В моей жизни было несколько таких проблесков. Но не было учителя, который провел бы меня от проблесков к совершенному пробуждению. Некому было довериться — кроме Зины. Ей я сразу поверил. И хотя до сих пор не умею созерцать так глубоко, как она, — от нее я многому научился. Но она сама не все знала, — или не все могла, придавленная своей болезнью. И наконец, она была она, а я был я, и мне надо было найти самого себя, а не только видеть ее. И все же я сразу поверил ей, и это мне очень помогло.
«Религия нуждается в вере, доверии, — продолжает Раджнеш свой ответ слушателю, хотевшему прыгнуть в окно. — Доверие — это дверь, окно в истину. Но мужество будет необходимо. Этот страх, эта тяга к окнам, которую вы ощущали, говорит, что вы с детства находились в поиске. Может быть, этот поиск уходит еще глубже в прошлое, в другие жизни. Так говорит мое чувство. Вы пробирались ощупью, искали. Вы находились в постоянном поиске. Отсюда этот страх и эта тяга. Есть поиск и есть страх, потому что кто знает — если вы подойдете слишком близко к окну, внезапно, в какой-то безумный миг вас это так захватит, что вы можете прыгнуть.
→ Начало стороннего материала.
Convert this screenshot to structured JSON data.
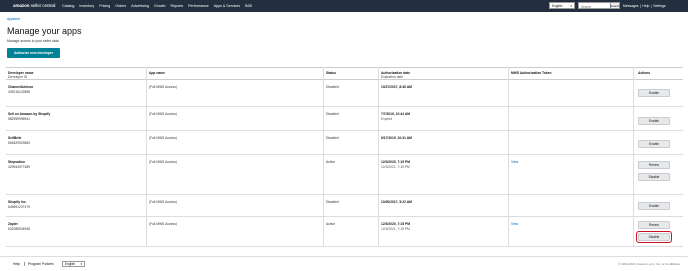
{
  "nav": {
    "logo_brand": "amazon",
    "logo_product": "seller central",
    "links": [
      "Catalog",
      "Inventory",
      "Pricing",
      "Orders",
      "Advertising",
      "Growth",
      "Reports",
      "Performance",
      "Apps & Services",
      "B2B"
    ],
    "language": "English",
    "search_placeholder": "Search",
    "search_button": "Search",
    "right_links": [
      "Messages",
      "|",
      "Help",
      "|",
      "Settings"
    ]
  },
  "page": {
    "breadcrumb": "Appstore",
    "title": "Manage your apps",
    "subtitle": "Manage access to your seller data",
    "authorize_button": "Authorize new developer"
  },
  "table": {
    "headers": {
      "developer_name": "Developer name",
      "developer_id": "Developer ID",
      "app_name": "App name",
      "status": "Status",
      "auth_date": "Authorization date",
      "expiration_date": "Expiration date",
      "mws_token": "MWS Authorization Token",
      "actions": "Actions"
    },
    "rows": [
      {
        "name": "ChannelAdvisor",
        "id": "439216122898",
        "app": "(Full MWS Access)",
        "status": "Disabled",
        "date": "10/27/2017, 8:36 AM",
        "expiration": "",
        "mws": "",
        "actions": [
          "Enable"
        ]
      },
      {
        "name": "Sell on Amazon by Shopify",
        "id": "582959995941",
        "app": "(Full MWS Access)",
        "status": "Disabled",
        "date": "7/7/2019, 10:44 AM",
        "expiration": "Expired",
        "mws": "",
        "actions": [
          "Enable"
        ]
      },
      {
        "name": "SellBrite",
        "id": "694829923563",
        "app": "(Full MWS Access)",
        "status": "Disabled",
        "date": "8/17/2019, 10:31 AM",
        "expiration": "",
        "mws": "",
        "actions": [
          "Enable"
        ]
      },
      {
        "name": "Stepsation",
        "id": "429944977489",
        "app": "(Full MWS Access)",
        "status": "Active",
        "date": "12/3/2020, 7:15 PM",
        "expiration": "12/3/2021, 7:15 PM",
        "mws": "View",
        "actions": [
          "Renew",
          "Disable"
        ]
      },
      {
        "name": "Shopify Inc.",
        "id": "649691227479",
        "app": "(Full MWS Access)",
        "status": "Disabled",
        "date": "10/30/2017, 5:22 AM",
        "expiration": "",
        "mws": "",
        "actions": [
          "Enable"
        ]
      },
      {
        "name": "Zapier",
        "id": "632285934945",
        "app": "(Full MWS Access)",
        "status": "Active",
        "date": "12/3/2020, 7:15 PM",
        "expiration": "12/3/2021, 7:15 PM",
        "mws": "View",
        "actions": [
          "Renew",
          "Disable"
        ]
      }
    ]
  },
  "footer": {
    "help": "Help",
    "policies": "Program Policies",
    "language": "English",
    "copyright": "© 1999-2020, Amazon.com, Inc. or its affiliates"
  },
  "colors": {
    "nav_bg": "#232f3e",
    "primary_button": "#008296",
    "link": "#0066c0",
    "highlight": "#cc1122"
  }
}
И что тогда?»
Страх — это тормоз. Он удерживает нас от слишком раннего прыжка, от ненужного прыжка, от не вашего прыжка. Но рано или поздно придется прыгнуть. И тогда надо суметь прыгнуть. Без готовности к прыжку, без созерцания пропасти жизнь не полна.
Артист, вышедший на сцену без трепета, вяло играет свою роль. Но артист, испугавшийся зрительного зала, вовсе собьется. Бог создал нас для известной ему одному роли в большом спектакле. Надо угадать свой текст и суметь сыграть — с трепетом, но без заикания. В самой любви, изгоняющей страх, есть новый страх: за любимого, за любовь, за плод любви… Сама любовь неотделима от трепета, близкого к страху.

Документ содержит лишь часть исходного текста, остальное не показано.